En ce début 2010, joueurs ou observateurs attentifs peuvent prendre la pleine mesure d’un loisir interactif habité par une vitalité créative peu commune. Coup sur coup, dans des registres bien différents, le Bayonetta japonais, le Bioshock 2 américain, le Mass Effect 2 canadien et le Heavy Rain français déploient un savoir faire et une puissance d’évocation exceptionnelles. Le jeu vidéo a encore beaucoup à dire au-delà de son agitation. IMMERSIONS…

Heavy Rain Quantic Dream

Si, d’un point de vue économique, l’industrie du jeu vidéo fléchit à son tour et oblige les leaders du secteur à se réorganiser, le nerf de la guerre du jeu vidéo, c’est à dire son intarissable puits de créativité, continue d’alimenter en créatine un grand corps, en surface, un peu malade mais en réalité habité par une fièvre de jeunesse. Car du haut de sa trentaine d’années, les toussotements chroniques du jeu vidéo ne sont que les symptômes d’une crise de croissance toujours en cours. Même s’il inonde le marché de productions techniquement abouties et vient concurrencer les loisirs déjà en place, le jeu vidéo est encore et toujours à l’école. Il se cherche encore une vocation, un but, voire même un genre. Depuis la révélation de la Wii et de la DS, le jeu vidéo ne sait par exemple plus s’il est masculin ou féminin, adulte ou infantile, distraction ou service, défouloir ou éducatif. En trois ans à peine, le jeu vidéo déjà sans définition a embrouillé ses repères socioculturels, ses quelques certitudes commerciales. Les services marketings en perdent leur latin d’HEC. Le rayon jeu vidéo désormais occupé par une population familiale touristique, les gamers se sont vus requalifiés en hardcore gamers. Un terme peu flatteur, entre geek asocial et passionné obsessionnel et, au bout de l’étiquette, amateurs de jeux violents. Insaisissables en dehors de la culture jeu elle-même, les trois plus gros succès contemporains que sont World of Warcraft, Grand Theft Auto IV, Call of Duty : Modern Warfare 2 confortent ce statut de bande à part. Pourtant, même s’il semble parfois en voie de disparition, c’est dans ce vivier de productions visant encore les gamers traditionnels que le jeu vidéo exploite tout son potentiel technique et artistique.

Élites de masses

Les quatre jeux qui sortent du lot en ce début d’année appartiennent à cette dernière catégorie. Fondamentalement, parce qu’ils demandent un effort conséquent et font appel à un ensemble de conventions, ils ne sont lisibles et préhensibles que par les hardcore gamers. Dans un mélange flamboyant de technologies interactives et d’irruptions artistiques ils brillent pourtant au-delà du cercle d’initiés. Au premier abord le film Avatar de James Cameron s’adresse lui aussi à une population de geeks nourrie de S-F et de cybermonde. Et pourtant, sans renier son fond, le film a réussi à toucher la planète entière. Le jeu vidéo porte aussi ce potentiel et la formule qui le fera passer de phénomène réservé à spectacle universel ne dépend plus maintenant que d’un bon concours de circonstances, ou d’une approche inédite.
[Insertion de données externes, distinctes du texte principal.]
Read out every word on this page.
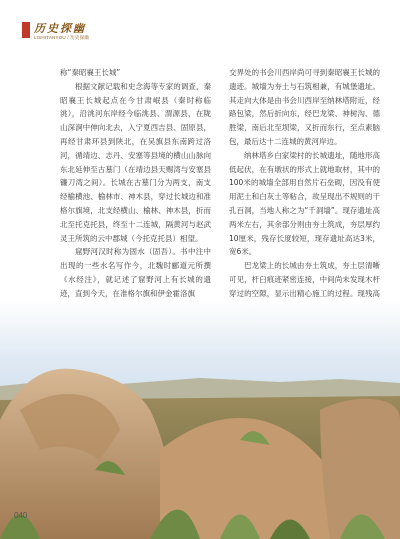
历史探幽
LISHITANYOU / 历史探幽

称“秦昭襄王长城”

根据文献记载和史念海等专家的调查，秦昭襄王长城起点在今甘肃岷县（秦时称临洮），沿洮河东岸经今临洮县、渭源县，在陇山深涧中伸向北去，入宁夏西吉县、固原县，再经甘肃环县到陕北，在吴旗县东南跨过洛河，循靖边、志丹、安塞等县境的横山山脉向东北延伸至古墓门（在靖边县天赐湾与安塞县镰刀湾之间）。长城在古墓门分为两支，南支经榆横池、榆林市、神木县，穿过长城边和准格尔旗境，北支经横山、榆林、神木县，折而北至托克托县，终至十二连城，隔黄河与赵武灵王所筑的云中郡城（今托克托县）相望。

窟野河汉时称为固水（固吾）。书中注中出现的一些水名写作今，北魏时郦道元所撰《水经注》，就记述了窟野河上有长城的遗迹，直到今天，在准格尔旗和伊金霍洛旗

交界处的书会川西岸尚可寻到秦昭襄王长城的遗迹。城墙为夯土与石筑相兼，有城堡遗址。其走向大体是由书会川西岸至纳林塔附近，经路包梁，然后折向东，经巴龙梁、神树沟、德胜梁，南后北至坝梁，又折而东行，至点素脑包，最后达十二连城的黄河岸边。

纳林塔乡白家梁村的长城遗址，随地形高低起伏，在有墩状的形式上就地取材，其中的100米的城墙全部用自然片石垒砌，因没有使用泥土和白灰土等粘合，故呈现出不规则的干孔百洞，当地人称之为“千洞墙”。现存遗址高两米左右，其余部分则由夯土筑成，夯层厚约10厘米，残存长度较短，现存遗址高达3米，宽6米。

巴龙梁上的长城由夯土筑成，夯土层清晰可见，杆臼痕迹紧密连接，中间尚未发现木杆穿过的空隙，显示出精心施工的过程。现残高

040
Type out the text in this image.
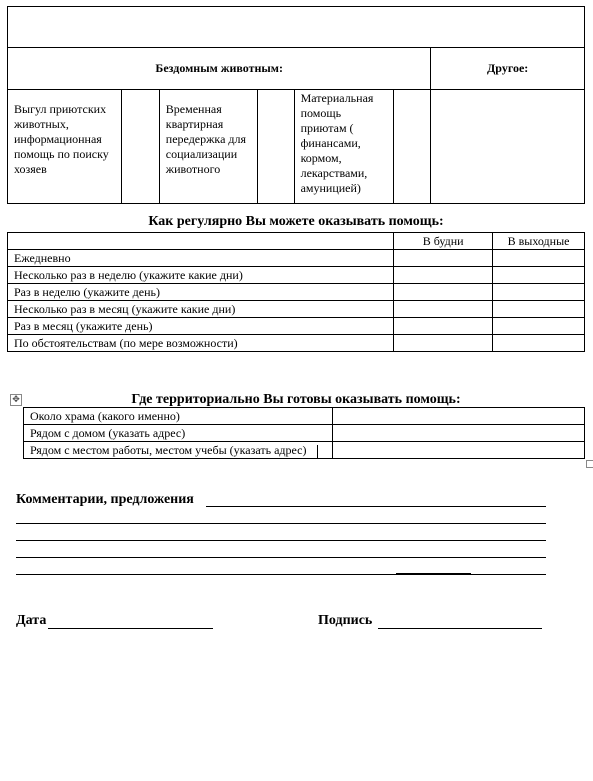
Бездомным животным:						Другое:
Выгул приютских животных, информационная помощь по поиску хозяев		Временная квартирная передержка для социализации животного		Материальная помощь приютам ( финансами, кормом, лекарствами, амуницией)		
Как регулярно Вы можете оказывать помощь:
	В будни	В выходные
Ежедневно		
Несколько раз в неделю (укажите какие дни)		
Раз в неделю (укажите день)		
Несколько раз в месяц (укажите какие дни)		
Раз в месяц (укажите день)		
По обстоятельствам (по мере возможности)		
✥	Где территориально Вы готовы оказывать помощь:
Около храма (какого именно)	
Рядом с домом (указать адрес)	
Рядом с местом работы, местом учебы (указать адрес)	
Комментарии, предложения
Дата	Подпись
Heavy Rain, enfin une éclaircie

Le français David Cage (Fahrenheit) en est si convaincu qu’il a mis pendant quatre ans toute son énergie à créer un Heavy Rain à mi chemin du jeu vidéo et du cinéma susceptible de réunir les deux publics. Le suspens narratif de l’instant comme de l’ensemble, le montage et le jeu sérieux des acteurs légitiment le récit et happent même le spectateur passif. Manette en mains, les sollicitations interactives inhabituellement distillées créent un lien nouveau entre le joueur et les différents personnages qu’il contrôle à tour de rôle. Derrière le rideau de pluie d’Heavy Rain se cache à peine un auteur qui cherche à faire grandir le joueur en lui imposant une palette d’émotions, simpliste dans un film, mais inusitée dans un jeu vidéo. Du début à la fin l’expérience Heavy Rain ne ressemble à aucune autre et réussit dans le jeu vidéo, ce qu’Avatar a réussi dans le cinéma : ouvrir un nouvel horizon, émotionnel pour l’un, technologique pour l’autre.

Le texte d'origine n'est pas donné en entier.